Raymond Snoddy on media: ITV's future lies in looking at the past

The ITV share price may have gone up marginally, but over the past few days, the newspapers have made grim reading for the company's executive chairman, Michael Grade.

For The Guardian, Grade, the great creative, has gradually morphed into Charles Allen, relying on cost cuts and regulatory handouts to keep his head above water. And Allen was the better accountant.

The Independent was unkind enough to dwell on the past and mourn the death of 'ITV's glory days'. Remember This Week and World in Action, not to mention Weekend World and the recently deceased The Sunday Edition, the last specialist political programme of any kind on ITV?

Can studio-based, weekend political programmes at strange hours really cost so much, even when considering the costs of playing something recorded and a million miles more vacuous?

They may not have had big audiences, but at least there was a reputational gain, which may have been difficult to quantify. Headlines were made for the Monday papers, and politicians were given a platform; the same politicians who could influence Mr Grade's all-important regulatory game plan.

How very short-sighted, just as it was extraordinarily short-sighted to oppose BSkyB's 19% share stake in ITV when ITV could have had a protective barrier of being owned by a company legally prevented from buying more than 20%. This situation started the share price slice.

For The Sunday Times, the emphasis was on the revisionism that has overtaken the 'Great Plan'. Only a couple of weeks ago, Grade was saying that the City liked his original plan and the challenge for him was to deliver on it.

But which plan? Last week The Sunday Times noted Grade had sliced £200m off the £1.2bn he promised to generate from the programme-making arm by 2012. There was also backsliding on the pledge to gain an income of £150m from online - put back from 2010 to 2012.

As The Observer pointed out, while overall revenues for the half-year reached £832m - down £10m compared with last time - online had managed to go all the way from £16m to £17m.

It would add up to an entertaining item for What The Papers Say. Sorry, that's been canned hasn't it? Another loss of revenue for ITV production, but also a loss for the BBC.

Some technologically correct BBC executive declared that how people received their news had changed. He was right - only about 12m copies of national newspapers are bought every day.

On that argument, it wouldn't be worth running the BBC News at Ten any more because not many people watch it. You can see what Grade is up against.

But what is to be done? Luckily, help is at hand. A whole hour of the festival is being devoted to the issue in a session on 'how to save ITV'.

A top panel will wrack their brains to come up with the best-quality solutions. Rupert Howell of ITV will probably present the case for the defence. David Elstein, who was involved in a takeover attempt in the recent past, will, on recent form, argue the place could be better managed. Steve Morrison, chairman of giant independent All3Media, will know where the bodies are buried - and not just on Midsomer Murders.

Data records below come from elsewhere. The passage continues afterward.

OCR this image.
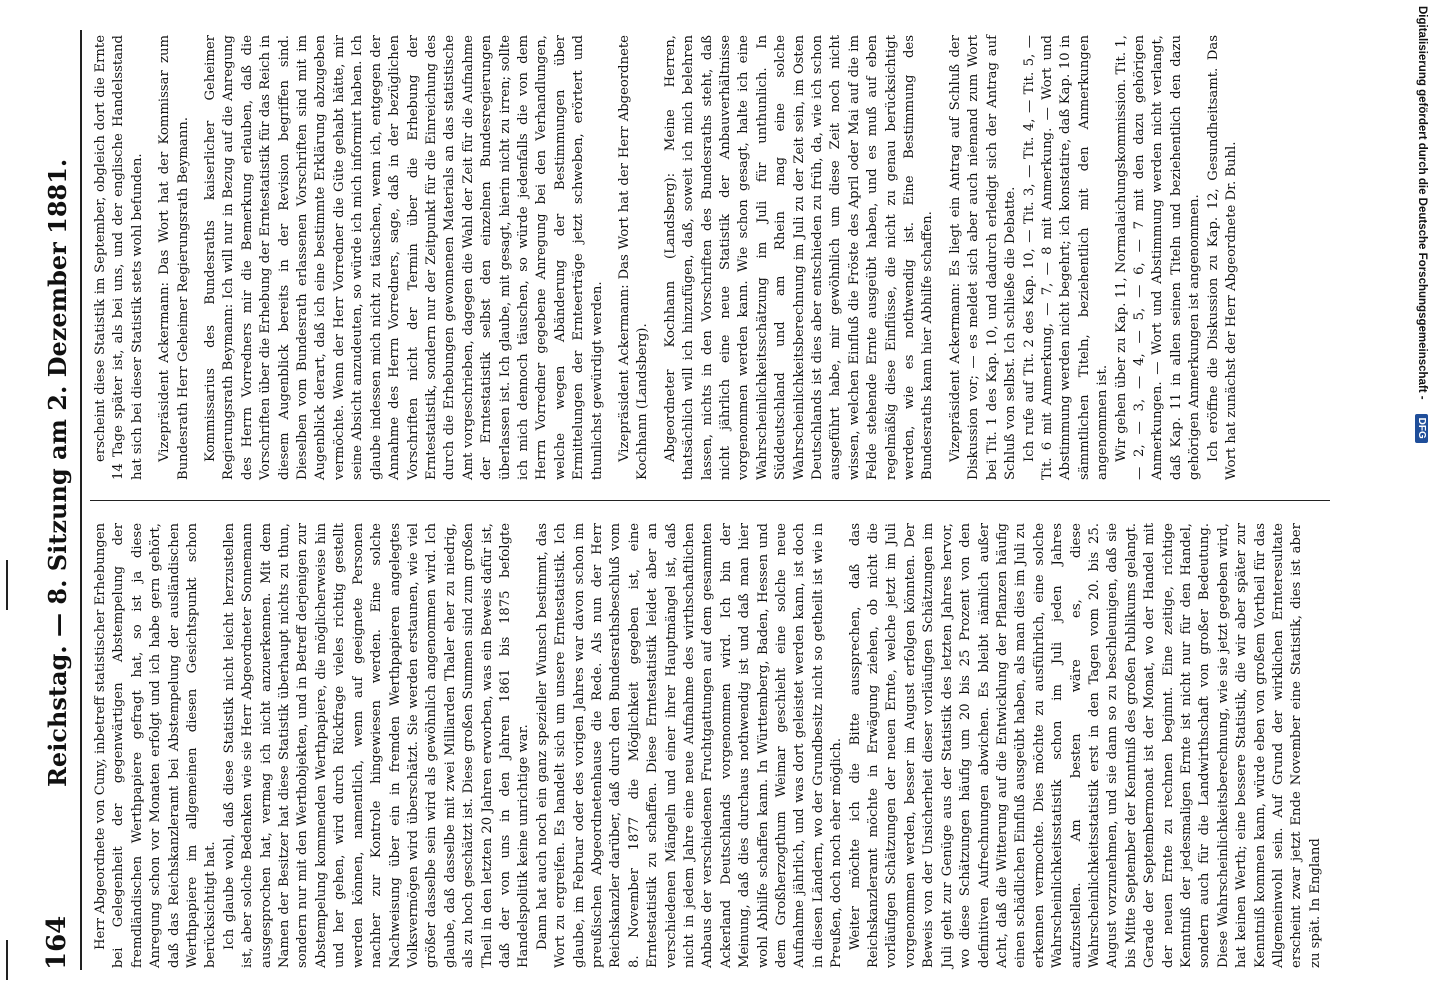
164
Reichstag. — 8. Sitzung am 2. Dezember 1881.

Herr Abgeordnete von Cuny, inbetreff statistischer Erhebungen bei Gelegenheit der gegenwärtigen Abstempelung der fremdländischen Werthpapiere gefragt hat, so ist ja diese Anregung schon vor Monaten erfolgt und ich habe gern gehört, daß das Reichskanzleramt bei Abstempelung der ausländischen Werthpapiere im allgemeinen diesen Gesichtspunkt schon berücksichtigt hat. Ich glaube wohl, daß diese Statistik nicht leicht herzustellen ist, aber solche Bedenken wie sie Herr Abgeordneter Sonnemann ausgesprochen hat, vermag ich nicht anzuerkennen. Mit dem Namen der Besitzer hat diese Statistik überhaupt nichts zu thun, sondern nur mit den Werthobjekten, und in Betreff derjenigen zur Abstempelung kommenden Werthpapiere, die möglicherweise hin und her gehen, wird durch Rückfrage vieles richtig gestellt werden können, namentlich, wenn auf geeignete Personen nachher zur Kontrole hingewiesen werden. Eine solche Nachweisung über ein in fremden Werthpapieren angelegtes Volksvermögen wird überschätzt. Sie werden erstaunen, wie viel größer dasselbe sein wird als gewöhnlich angenommen wird. Ich glaube, daß dasselbe mit zwei Milliarden Thaler eher zu niedrig, als zu hoch geschätzt ist. Diese großen Summen sind zum großen Theil in den letzten 20 Jahren erworben, was ein Beweis dafür ist, daß der von uns in den Jahren 1861 bis 1875 befolgte Handelspolitik keine unrichtige war. Dann hat auch noch ein ganz spezieller Wunsch bestimmt, das Wort zu ergreifen. Es handelt sich um unsere Erntestatistik. Ich glaube, im Februar oder des vorigen Jahres war davon schon im preußischen Abgeordnetenhause die Rede. Als nun der Herr Reichskanzler darüber, daß durch den Bundesrathsbeschluß vom 8. November 1877 die Möglichkeit gegeben ist, eine Erntestatistik zu schaffen. Diese Erntestatistik leidet aber an verschiedenen Mängeln und einer ihrer Hauptmängel ist, daß nicht in jedem Jahre eine neue Aufnahme des wirthschaftlichen Anbaus der verschiedenen Fruchtgattungen auf dem gesammten Ackerland Deutschlands vorgenommen wird. Ich bin der Meinung, daß dies durchaus nothwendig ist und daß man hier wohl Abhilfe schaffen kann. In Württemberg, Baden, Hessen und dem Großherzogthum Weimar geschieht eine solche neue Aufnahme jährlich, und was dort geleistet werden kann, ist doch in diesen Ländern, wo der Grundbesitz nicht so getheilt ist wie in Preußen, doch noch eher möglich. Weiter möchte ich die Bitte aussprechen, daß das Reichskanzleramt möchte in Erwägung ziehen, ob nicht die vorläufigen Schätzungen der neuen Ernte, welche jetzt im Juli vorgenommen werden, besser im August erfolgen könnten. Der Beweis von der Unsicherheit dieser vorläufigen Schätzungen im Juli geht zur Genüge aus der Statistik des letzten Jahres hervor, wo diese Schätzungen häufig um 20 bis 25 Prozent von den definitiven Aufrechnungen abwichen. Es bleibt nämlich außer Acht, daß die Witterung auf die Entwicklung der Pflanzen häufig einen schädlichen Einfluß ausgeübt haben, als man dies im Juli zu erkennen vermochte. Dies möchte zu ausführlich, eine solche Wahrscheinlichkeitsstatistik schon im Juli jeden Jahres aufzustellen. Am besten wäre es, diese Wahrscheinlichkeitsstatistik erst in den Tagen vom 20. bis 25. August vorzunehmen, und sie dann so zu beschleunigen, daß sie bis Mitte September der Kenntniß des großen Publikums gelangt. Gerade der Septembermonat ist der Monat, wo der Handel mit der neuen Ernte zu rechnen beginnt. Eine zeitige, richtige Kenntniß der jedesmaligen Ernte ist nicht nur für den Handel, sondern auch für die Landwirthschaft von großer Bedeutung. Diese Wahrscheinlichkeitsberechnung, wie sie jetzt gegeben wird, hat keinen Werth; eine bessere Statistik, die wir aber später zur Kenntniß kommen kann, würde eben von großem Vortheil für das Allgemeinwohl sein. Auf Grund der wirklichen Ernteresultate erscheint zwar jetzt Ende November eine Statistik, dies ist aber zu spät. In England

erscheint diese Statistik im September, obgleich dort die Ernte 14 Tage später ist, als bei uns, und der englische Handelsstand hat sich bei dieser Statistik stets wohl befunden. Vizepräsident Ackermann: Das Wort hat der Kommissar zum Bundesrath Herr Geheimer Regierungsrath Beymann. Kommissarius des Bundesraths kaiserlicher Geheimer Regierungsrath Beymann: Ich will nur in Bezug auf die Anregung des Herrn Vorredners mir die Bemerkung erlauben, daß die Vorschriften über die Erhebung der Erntestatistik für das Reich in diesem Augenblick bereits in der Revision begriffen sind. Dieselben vom Bundesrath erlassenen Vorschriften sind mit im Augenblick derart, daß ich eine bestimmte Erklärung abzugeben vermöchte. Wenn der Herr Vorredner die Güte gehabt hätte, mir seine Absicht anzudeuten, so würde ich mich informirt haben. Ich glaube indessen mich nicht zu täuschen, wenn ich, entgegen der Annahme des Herrn Vorredners, sage, daß in der bezüglichen Vorschriften nicht der Termin über die Erhebung der Erntestatistik, sondern nur der Zeitpunkt für die Einreichung des durch die Erhebungen gewonnenen Materials an das statistische Amt vorgeschrieben, dagegen die Wahl der Zeit für die Aufnahme der Erntestatistik selbst den einzelnen Bundesregierungen überlassen ist. Ich glaube, mit gesagt, hierin nicht zu irren; sollte ich mich dennoch täuschen, so würde jedenfalls die von dem Herrn Vorredner gegebene Anregung bei den Verhandlungen, welche wegen Abänderung der Bestimmungen über Ermittelungen der Ernteerträge jetzt schweben, erörtert und thunlichst gewürdigt werden. Vizepräsident Ackermann: Das Wort hat der Herr Abgeordnete Kochhann (Landsberg). Abgeordneter Kochhann (Landsberg): Meine Herren, thatsächlich will ich hinzufügen, daß, soweit ich mich belehren lassen, nichts in den Vorschriften des Bundesraths steht, daß nicht jährlich eine neue Statistik der Anbauverhältnisse vorgenommen werden kann. Wie schon gesagt, halte ich eine Wahrscheinlichkeitsschätzung im Juli für unthunlich. In Süddeutschland und am Rhein mag eine solche Wahrscheinlichkeitsberechnung im Juli zu der Zeit sein, im Osten Deutschlands ist dies aber entschieden zu früh, da, wie ich schon ausgeführt habe, mir gewöhnlich um diese Zeit noch nicht wissen, welchen Einfluß die Fröste des April oder Mai auf die im Felde stehende Ernte ausgeübt haben, und es muß auf eben regelmäßig diese Einflüsse, die nicht zu genau berücksichtigt werden, wie es nothwendig ist. Eine Bestimmung des Bundesraths kann hier Abhilfe schaffen. Vizepräsident Ackermann: Es liegt ein Antrag auf Schluß der Diskussion vor; — es meldet sich aber auch niemand zum Wort bei Tit. 1 des Kap. 10, und dadurch erledigt sich der Antrag auf Schluß von selbst. Ich schließe die Debatte. Ich rufe auf Tit. 2 des Kap. 10, — Tit. 3, — Tit. 4, — Tit. 5, — Tit. 6 mit Anmerkung, — 7, — 8 mit Anmerkung. — Wort und Abstimmung werden nicht begehrt; ich konstatire, daß Kap. 10 in sämmtlichen Titeln, beziehentlich mit den Anmerkungen angenommen ist. Wir gehen über zu Kap. 11, Normalaichungskommission. Tit. 1, — 2, — 3, — 4, — 5, — 6, — 7 mit den dazu gehörigen Anmerkungen. — Wort und Abstimmung werden nicht verlangt, daß Kap. 11 in allen seinen Titeln und beziehentlich den dazu gehörigen Anmerkungen ist angenommen. Ich eröffne die Diskussion zu Kap. 12, Gesundheitsamt. Das Wort hat zunächst der Herr Abgeordnete Dr. Buhl.	Digitalisierung gefördert durch die Deutsche Forschungsgemeinschaft -
DFG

The greatest value in terms of creativity could come from Kelvin MacKenzie. Never mind abolishing the Contract Rights Renewal ad-buying scheme, how about a new show about the press, presented by a portly gent who used to edit a tabloid? It might just do the trick.

- Raymond Snoddy is a media journalist and presenter of BBC Television's Newswatch


- The annual festival is held at the Edinburgh International Conference Centre. This year's festival is the 33rd, and will run from 22-24 August.

- Sponsored by MediaGuardian, the festival is a charitable event run by senior figures from the TV industry, and aims to provide a forum for debate and ideas, as well as developing talent.

- The festival was founded in 1976. Its first incarnation was as a two-day retrospective of the work of broadcaster James MacTaggart, intended for inclusion in the Edinburgh International Film Festival. The response was such that it secured funding for a standalone event the following year.

- This year's keynote speech will be given by ITV's Peter Fincham. Previous speakers have included Jeremy Paxman and Greg Dyke.

- Richard and Judy are due to present a masterclass this year.